RELATED: Brooklyn Park PD sees more phantom guns on the streets; new federal rules expected soon

“We recovered double what we recovered last year and it was about double the year before,” McCrary said. “If they didn’t show up at crime scenes, it wouldn’t be so bad, but they are.”

The ATF rules went into effect as planned after a federal judge dismissed a legal challenge from a North Dakota gun owner and more than a dozen Republican attorneys general who have claimed that the agency had “exceeded its authority”.

They argued, in part, that the ATF “incorrectly referred to” the term “privately manufactured firearm” to limit the constitutional rights of gun owners.

In a decision filed Tuesday, Judge Peter Welte found that the ATF can define firearms as necessary and that the agency acted in the interests of law enforcement and public safety.

Rob Doar, the vice chair of the Minnesota Gun Owners Caucus, previously told 5 EYEWITNESS NEWS that the new rules won’t be a huge burden on legal gun owners.
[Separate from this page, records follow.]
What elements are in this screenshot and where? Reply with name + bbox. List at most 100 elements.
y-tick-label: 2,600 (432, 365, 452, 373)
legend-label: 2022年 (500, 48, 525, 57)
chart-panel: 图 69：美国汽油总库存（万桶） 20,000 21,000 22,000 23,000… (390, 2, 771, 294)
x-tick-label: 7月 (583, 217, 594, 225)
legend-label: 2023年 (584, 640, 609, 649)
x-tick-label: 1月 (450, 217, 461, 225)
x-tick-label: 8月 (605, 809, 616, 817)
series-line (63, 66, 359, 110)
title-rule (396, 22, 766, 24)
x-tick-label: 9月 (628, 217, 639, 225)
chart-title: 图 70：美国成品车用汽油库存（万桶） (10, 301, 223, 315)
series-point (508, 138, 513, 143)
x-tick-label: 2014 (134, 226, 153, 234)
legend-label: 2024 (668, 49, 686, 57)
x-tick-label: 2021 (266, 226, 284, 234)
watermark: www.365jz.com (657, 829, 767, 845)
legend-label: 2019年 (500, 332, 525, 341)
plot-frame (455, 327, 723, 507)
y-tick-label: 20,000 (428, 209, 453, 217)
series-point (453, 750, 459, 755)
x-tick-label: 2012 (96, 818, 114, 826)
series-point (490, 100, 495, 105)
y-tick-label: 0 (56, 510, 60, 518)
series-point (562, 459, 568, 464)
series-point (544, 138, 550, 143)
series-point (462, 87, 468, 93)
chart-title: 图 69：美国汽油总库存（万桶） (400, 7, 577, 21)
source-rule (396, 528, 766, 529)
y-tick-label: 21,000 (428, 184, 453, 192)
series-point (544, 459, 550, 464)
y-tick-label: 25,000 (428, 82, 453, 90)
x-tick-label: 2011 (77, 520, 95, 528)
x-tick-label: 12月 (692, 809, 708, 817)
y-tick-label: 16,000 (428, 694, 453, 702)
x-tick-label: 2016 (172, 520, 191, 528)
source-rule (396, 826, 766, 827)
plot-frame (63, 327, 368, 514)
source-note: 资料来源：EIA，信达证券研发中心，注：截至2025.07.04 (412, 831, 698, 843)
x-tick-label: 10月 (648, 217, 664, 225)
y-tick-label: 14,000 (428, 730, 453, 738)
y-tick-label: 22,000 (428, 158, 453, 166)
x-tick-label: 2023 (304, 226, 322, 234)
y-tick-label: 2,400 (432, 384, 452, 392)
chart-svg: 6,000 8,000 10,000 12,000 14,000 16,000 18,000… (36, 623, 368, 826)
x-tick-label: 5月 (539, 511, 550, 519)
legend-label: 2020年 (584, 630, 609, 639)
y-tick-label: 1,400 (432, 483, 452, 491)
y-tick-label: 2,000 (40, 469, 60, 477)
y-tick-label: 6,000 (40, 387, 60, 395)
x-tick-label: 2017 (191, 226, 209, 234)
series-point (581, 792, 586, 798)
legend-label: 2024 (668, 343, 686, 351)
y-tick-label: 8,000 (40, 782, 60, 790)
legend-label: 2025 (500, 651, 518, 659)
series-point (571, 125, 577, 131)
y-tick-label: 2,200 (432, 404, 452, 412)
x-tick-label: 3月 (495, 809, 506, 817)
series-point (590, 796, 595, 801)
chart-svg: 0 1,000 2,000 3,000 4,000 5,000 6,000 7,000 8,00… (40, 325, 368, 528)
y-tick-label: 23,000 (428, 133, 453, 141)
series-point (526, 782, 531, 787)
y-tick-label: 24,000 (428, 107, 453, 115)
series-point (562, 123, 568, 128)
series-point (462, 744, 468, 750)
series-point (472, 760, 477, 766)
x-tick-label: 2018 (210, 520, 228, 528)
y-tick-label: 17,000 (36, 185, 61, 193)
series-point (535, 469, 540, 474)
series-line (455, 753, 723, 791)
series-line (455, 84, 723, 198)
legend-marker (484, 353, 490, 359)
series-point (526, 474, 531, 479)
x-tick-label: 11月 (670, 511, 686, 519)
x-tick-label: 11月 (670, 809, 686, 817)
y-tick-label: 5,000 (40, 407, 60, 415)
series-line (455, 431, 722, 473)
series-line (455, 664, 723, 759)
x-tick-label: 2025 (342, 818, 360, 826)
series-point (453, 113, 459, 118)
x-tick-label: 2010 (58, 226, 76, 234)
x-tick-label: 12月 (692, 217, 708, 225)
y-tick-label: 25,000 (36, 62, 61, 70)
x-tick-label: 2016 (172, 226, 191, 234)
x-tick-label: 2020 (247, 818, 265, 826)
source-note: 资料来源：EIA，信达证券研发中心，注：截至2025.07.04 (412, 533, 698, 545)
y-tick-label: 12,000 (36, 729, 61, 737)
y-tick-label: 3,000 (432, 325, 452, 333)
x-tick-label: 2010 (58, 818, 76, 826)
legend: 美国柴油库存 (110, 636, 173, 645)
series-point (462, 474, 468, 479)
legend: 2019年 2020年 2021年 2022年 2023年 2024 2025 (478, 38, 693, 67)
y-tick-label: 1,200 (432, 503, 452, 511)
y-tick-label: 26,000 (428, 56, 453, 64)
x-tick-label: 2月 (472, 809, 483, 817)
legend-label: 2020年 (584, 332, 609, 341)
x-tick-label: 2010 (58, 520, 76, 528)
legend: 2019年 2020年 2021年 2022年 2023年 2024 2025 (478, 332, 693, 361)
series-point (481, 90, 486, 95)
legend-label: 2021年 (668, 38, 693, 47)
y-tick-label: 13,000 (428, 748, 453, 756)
But he played down the impact the additional regulations will have on crime.

“If we see this as some sort of solution to a public safety crisis that we’re going through, we’re going to be setting ourselves up for a huge disappointment,” Doar said earlier this month.

Rashmi Seneviratne, executive director of Protect Minnesota, a nonprofit that advocates for gun reform in the state, said while the rules are limited in scope, they’re still a step in the right direction. .

“One thing won’t fix everything, but we can do a lot of little things that will reduce gun violence,” she said.